Seminar Series: Computation & Data on Wed, 27.03.2024, 16:00-18:00


13. March 2024

on-site: Mensa-Room 0001
digital: MS Teams (link shared via e-mail)

Sebastian Brandstäter (UniBw M): Sensitivity Analysis for Biomechanical Models
Uncertainty plays a crucial role in active biomechanical systems, primarily due to their inherent high natural variability. This variability should be considered in any biomechanical modelling endeavour, but particularly when the models are used in clinical decision-making. Most notably, biomechanical models incorporate numerous parameters with imprecise values, leading to uncertainty propagation through the models. Ultimately, this results in uncertain model predictions. Global sensitivity analysis aims to analyse and quantify how much of the prediction uncertainty can be attributed to the individual model input parameters and their interactions.
The talk will introduce global sensitivity analysis methods applicable to studying complex, large-scale computational models such as finite-element models of active biomechanical systems. A focus will be placed on computational aspects, such as making the computational burden tractable with data-driven surrogate models. The practical utility of these approaches in studying the biomechanical systems will be demonstrated through examples, including a model of growth and remodelling during the formation of an abdominal aortic aneurysm, drug delivery to a tumour, and the electromechanics of gastric peristalsis.
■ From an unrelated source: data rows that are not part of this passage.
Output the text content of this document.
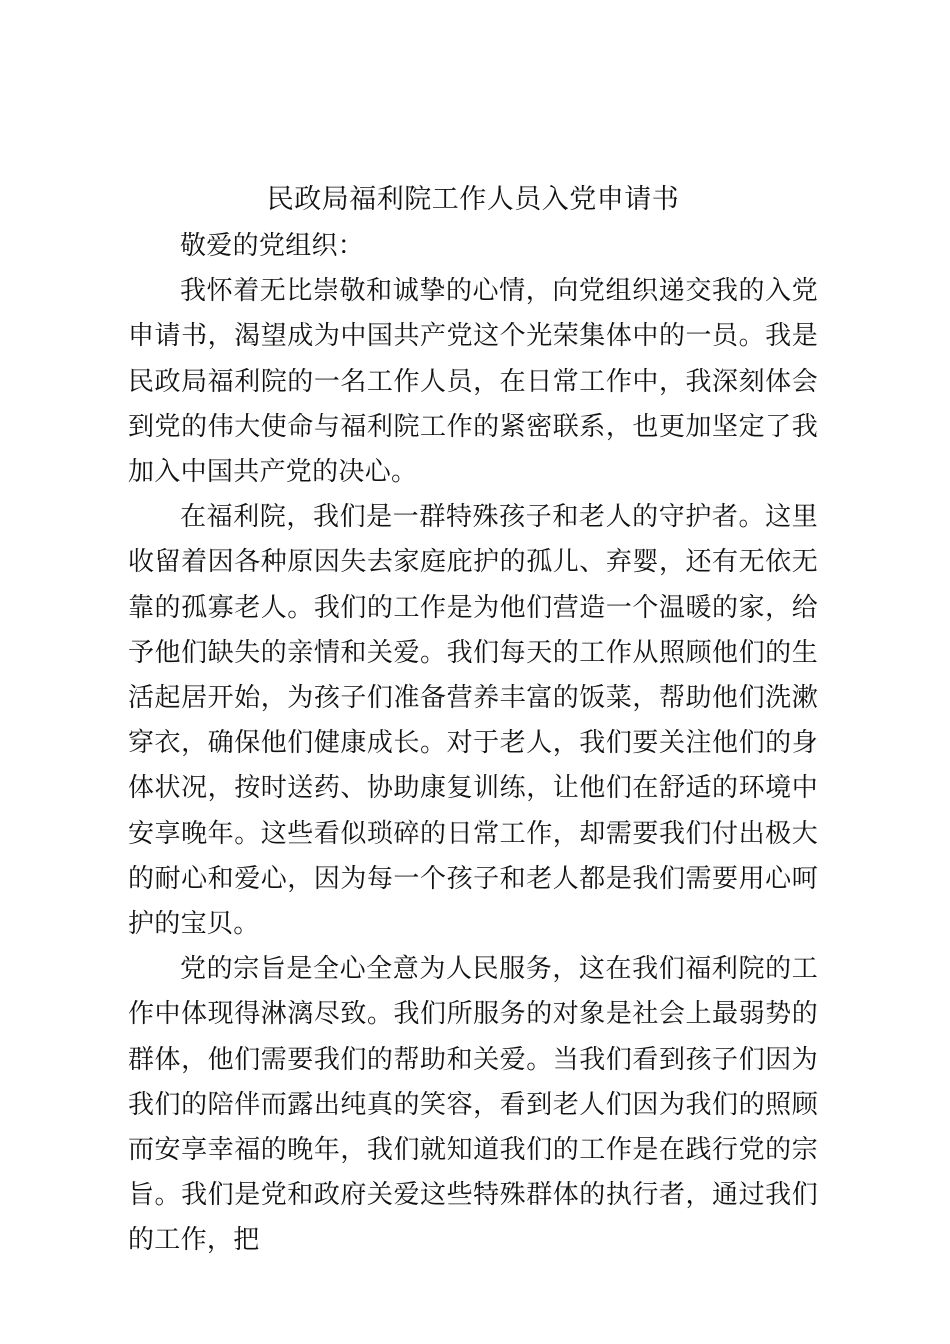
民政局福利院工作人员入党申请书

敬爱的党组织：

我怀着无比崇敬和诚挚的心情，向党组织递交我的入党申请书，渴望成为中国共产党这个光荣集体中的一员。我是民政局福利院的一名工作人员，在日常工作中，我深刻体会到党的伟大使命与福利院工作的紧密联系，也更加坚定了我加入中国共产党的决心。

在福利院，我们是一群特殊孩子和老人的守护者。这里收留着因各种原因失去家庭庇护的孤儿、弃婴，还有无依无靠的孤寡老人。我们的工作是为他们营造一个温暖的家，给予他们缺失的亲情和关爱。我们每天的工作从照顾他们的生活起居开始，为孩子们准备营养丰富的饭菜，帮助他们洗漱穿衣，确保他们健康成长。对于老人，我们要关注他们的身体状况，按时送药、协助康复训练，让他们在舒适的环境中安享晚年。这些看似琐碎的日常工作，却需要我们付出极大的耐心和爱心，因为每一个孩子和老人都是我们需要用心呵护的宝贝。

党的宗旨是全心全意为人民服务，这在我们福利院的工作中体现得淋漓尽致。我们所服务的对象是社会上最弱势的群体，他们需要我们的帮助和关爱。当我们看到孩子们因为我们的陪伴而露出纯真的笑容，看到老人们因为我们的照顾而安享幸福的晚年，我们就知道我们的工作是在践行党的宗旨。我们是党和政府关爱这些特殊群体的执行者，通过我们的工作，把
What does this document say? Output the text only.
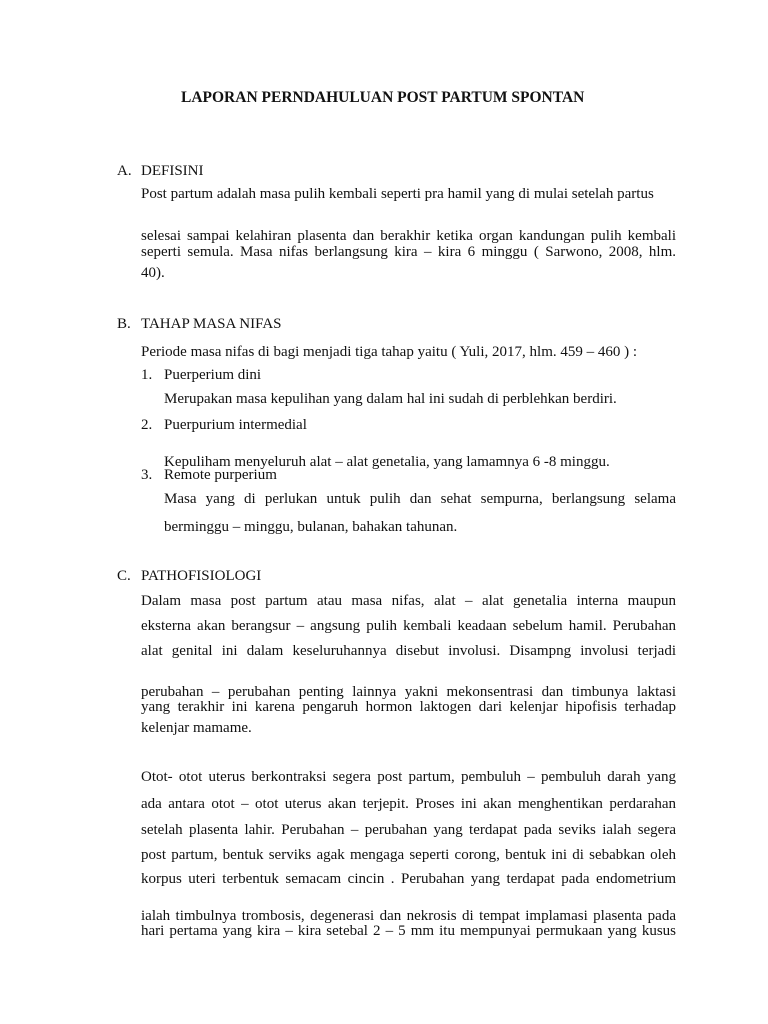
LAPORAN PERNDAHULUAN POST PARTUM SPONTAN
A. DEFISINI
Post partum adalah masa pulih kembali seperti pra hamil yang di mulai setelah partus
selesai sampai kelahiran plasenta dan berakhir ketika organ kandungan pulih kembali
seperti semula. Masa nifas berlangsung kira – kira 6 minggu ( Sarwono, 2008, hlm.
40).
B. TAHAP MASA NIFAS
Periode masa nifas di bagi menjadi tiga tahap yaitu ( Yuli, 2017, hlm. 459 – 460 ) :
1. Puerperium dini
Merupakan masa kepulihan yang dalam hal ini sudah di perblehkan berdiri.
2. Puerpurium intermedial
Kepuliham menyeluruh alat – alat genetalia, yang lamamnya 6 -8 minggu.
3. Remote purperium
Masa yang di perlukan untuk pulih dan sehat sempurna, berlangsung selama
berminggu – minggu, bulanan, bahakan tahunan.
C. PATHOFISIOLOGI
Dalam masa post partum atau masa nifas, alat – alat genetalia interna maupun
eksterna akan berangsur – angsung pulih kembali keadaan sebelum hamil. Perubahan
alat genital ini dalam keseluruhannya disebut involusi. Disampng involusi terjadi
perubahan – perubahan penting lainnya yakni mekonsentrasi dan timbunya laktasi
yang terakhir ini karena pengaruh hormon laktogen dari kelenjar hipofisis terhadap
kelenjar mamame.
Otot- otot uterus berkontraksi segera post partum, pembuluh – pembuluh darah yang
ada antara otot – otot uterus akan terjepit. Proses ini akan menghentikan perdarahan
setelah plasenta lahir. Perubahan – perubahan yang terdapat pada seviks ialah segera
post partum, bentuk serviks agak mengaga seperti corong, bentuk ini di sebabkan oleh
korpus uteri terbentuk semacam cincin . Perubahan yang terdapat pada endometrium
ialah timbulnya trombosis, degenerasi dan nekrosis di tempat implamasi plasenta pada
hari pertama yang kira – kira setebal 2 – 5 mm itu mempunyai permukaan yang kusus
Ruben Horn (HSU): Energy Efficiency of Molecular(-Continuum) Simulations

Energy consumption is an ever-growing concern in high performance computing (HPC) including simulation studies.
Compared to computationally very expensive molecular dynamic (MD) simulations, coupled scenarios of MD and continuum simulation domains can be used to achieve a tradeoff between reduced energy consumption and sufficient accuracy of the simulation result. Statistical noise in the MD simulation, which dominates the runtime and thus energy consumption, can be alleviated in two ways:
Using MultiMD, an ensemble of multiple independent MD simulations is sampled and the results averaged. This comes at a linear cost to energy and runtime, and logarithmic gain of the signal-to-noise ratio.
Applying a filtering method such as the Gauss filter yields a fixed noise reduction at negligible overhead. Preliminary results show that this method can achieve comparable result to doubling the number of MD simulations.
For simple scenarios with homogeneous particle distribution, the energy-error tradeoff can be described by a simple linear regression model, which allows for selecting the simulation parameters so as to achieve results with a statistical error under a set threshold.
The results for a distribution over a large number of nodes significantly diverge from the model, which appears to be caused by an unaccounted for communication overhead.
Additionally, several other parameters are identified, such as the HPC platform and filtering method, which affect the energy consumption and accuracy of the simulation, but are not yet captured by this model.